O fato de o Brasil ser pentacampeão mundial, de ser o país do Rei Pelé e de tantos gênios do futebol, além da ocupação das praias, várzeas e ruas em torno de uma bola até mesmo de meia, reforça uma imagem que conduz ao exagero.

Outra compreensão equivocada é a do homem cordial, entendida como sinônimo de simples alegria, hospitalidade, boa educação e... passividade. Nada mais falso.

O cordial, na acepção do termo, vem do coração, do predomínio da emoção sobre a razão, não fosse o Brasil desde os tempos coloniais e do Império, assim como do período Republicano, um país repleto de conflitos regionais, como a Sabinada e Canudos, na Bahia, chimangos e maragatos, no Rio Grande do Sul — disputas entre brasileiros que poderiam ser comparadas, guardadas as devidas proporções, às guerras civis dos Estados Unidos ou da Espanha.

Quantos países, nos últimos 30 anos, puseram mais de um milhão de pessoas nas ruas como o Brasil, em 1984, clamando por eleições diretas para Presidente da República? Ou que, oito anos depois, voltou às ruas para depor o Presidente eleito?

Este Brasil está mais perto do da “Copa das Manifestações” do que o idealizado fora dele.

É preciso, ainda, para ser justo, lembrar que por mais que a FIFA mereça críticas, a entidade não pediu ao Brasil para sediar a Copa, ao contrário, foi o Brasil que se ofereceu e aceitou todas as condições, por mais leoninas que sejam.

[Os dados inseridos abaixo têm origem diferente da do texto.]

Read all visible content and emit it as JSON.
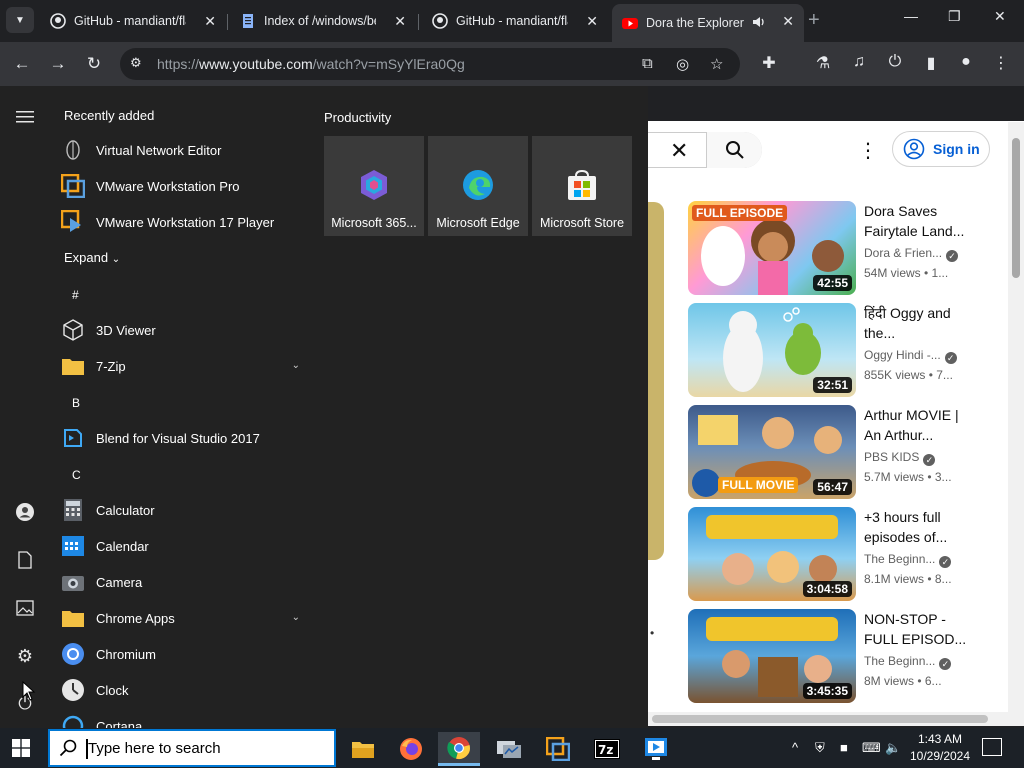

Como já diziam nossas avós, o combinado não é caro nem barato.

A verdade é que o Brasil está em vias de fazer um anúncio de si mesmo por 30 dias e corre o sério risco de fazer um mau anúncio, de transformar o dito privilégio de receber o megaevento num tiro a lhe sair pela culatra.

Nada, porém, por contraditório que pareça que deva fazer desistir quem estiver resolvido a torcer por Portugal no Brasil.

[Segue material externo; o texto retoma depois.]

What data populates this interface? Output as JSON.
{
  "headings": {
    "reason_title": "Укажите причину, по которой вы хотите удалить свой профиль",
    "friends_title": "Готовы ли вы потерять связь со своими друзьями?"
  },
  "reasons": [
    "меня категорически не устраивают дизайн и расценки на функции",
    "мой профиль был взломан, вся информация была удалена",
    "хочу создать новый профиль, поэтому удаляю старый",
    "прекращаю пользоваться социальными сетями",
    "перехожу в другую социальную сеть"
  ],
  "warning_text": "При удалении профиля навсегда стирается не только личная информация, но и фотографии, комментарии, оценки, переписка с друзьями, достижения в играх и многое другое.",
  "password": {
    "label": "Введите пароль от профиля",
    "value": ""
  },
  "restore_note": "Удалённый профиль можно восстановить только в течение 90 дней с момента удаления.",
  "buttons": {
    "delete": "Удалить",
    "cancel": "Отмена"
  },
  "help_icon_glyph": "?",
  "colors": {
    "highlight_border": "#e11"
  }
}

Nós, brasileiros, haveremos de saber separar as coisas e receber bem quem nos visitar.

Afinal, torcemos por Cristiano Ronaldo&C.ª no embate contra a Suécia de Ibrahimovic, por mais que tenha sido lá, em Estocolmo, que o Brasil venceu sua primeira Copa, em 1958, e curou o “complexo de vira-lata”.

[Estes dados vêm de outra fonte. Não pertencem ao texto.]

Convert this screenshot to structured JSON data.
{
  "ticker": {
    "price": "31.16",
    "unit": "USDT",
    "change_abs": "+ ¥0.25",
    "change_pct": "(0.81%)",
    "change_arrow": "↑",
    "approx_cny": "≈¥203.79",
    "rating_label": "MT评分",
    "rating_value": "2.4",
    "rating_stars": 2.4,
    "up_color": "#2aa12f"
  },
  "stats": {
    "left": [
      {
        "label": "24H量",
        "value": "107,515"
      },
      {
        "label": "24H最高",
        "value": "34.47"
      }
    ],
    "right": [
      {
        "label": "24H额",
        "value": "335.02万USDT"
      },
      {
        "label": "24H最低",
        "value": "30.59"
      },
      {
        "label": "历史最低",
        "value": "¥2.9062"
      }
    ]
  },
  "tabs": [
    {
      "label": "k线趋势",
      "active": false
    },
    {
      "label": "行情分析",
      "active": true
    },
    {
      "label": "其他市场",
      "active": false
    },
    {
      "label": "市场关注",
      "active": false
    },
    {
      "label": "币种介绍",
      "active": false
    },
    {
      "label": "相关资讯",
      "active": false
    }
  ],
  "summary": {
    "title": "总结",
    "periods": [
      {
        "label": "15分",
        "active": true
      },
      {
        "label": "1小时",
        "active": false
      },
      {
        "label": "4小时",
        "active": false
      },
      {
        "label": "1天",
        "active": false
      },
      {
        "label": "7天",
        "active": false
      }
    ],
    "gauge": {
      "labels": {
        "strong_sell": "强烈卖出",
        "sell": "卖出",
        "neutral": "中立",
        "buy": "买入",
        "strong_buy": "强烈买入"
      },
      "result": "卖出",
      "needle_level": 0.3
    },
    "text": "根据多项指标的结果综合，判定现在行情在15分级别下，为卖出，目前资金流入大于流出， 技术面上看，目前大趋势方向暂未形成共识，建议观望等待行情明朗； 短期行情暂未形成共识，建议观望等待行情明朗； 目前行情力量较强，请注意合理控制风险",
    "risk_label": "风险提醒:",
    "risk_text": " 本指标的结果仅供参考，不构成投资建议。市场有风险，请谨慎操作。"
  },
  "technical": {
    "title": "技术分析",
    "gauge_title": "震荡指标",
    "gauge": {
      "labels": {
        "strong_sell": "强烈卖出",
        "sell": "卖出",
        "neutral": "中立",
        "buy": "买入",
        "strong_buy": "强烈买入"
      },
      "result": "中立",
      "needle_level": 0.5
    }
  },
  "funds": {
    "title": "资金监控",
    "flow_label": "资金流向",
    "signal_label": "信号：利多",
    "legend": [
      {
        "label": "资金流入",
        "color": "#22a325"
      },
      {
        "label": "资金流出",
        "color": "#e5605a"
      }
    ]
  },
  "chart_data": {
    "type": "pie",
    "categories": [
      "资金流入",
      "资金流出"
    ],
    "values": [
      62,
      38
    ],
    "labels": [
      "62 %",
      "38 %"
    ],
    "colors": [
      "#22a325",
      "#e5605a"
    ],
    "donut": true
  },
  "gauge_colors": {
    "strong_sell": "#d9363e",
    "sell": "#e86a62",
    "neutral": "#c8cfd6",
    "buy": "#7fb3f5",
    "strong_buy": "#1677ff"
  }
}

Os patrícios da pátria-mãe serão muito bem-vindos e sempre haverá uma combuca de tremoços para ser dividida entre copos de cerveja.

E se alguma piada de português chegar ao seu ouvido, não titubeie e pergunte: “Quer dizer que em vez de Pelé é Marin quem comanda a Copa e nós é que somos objeto de anedotas?”

Ou se alguém falar de seu “sotaque”, faça como o imortal Raul Solnado: “Ah, e nós é que temos sotaque?”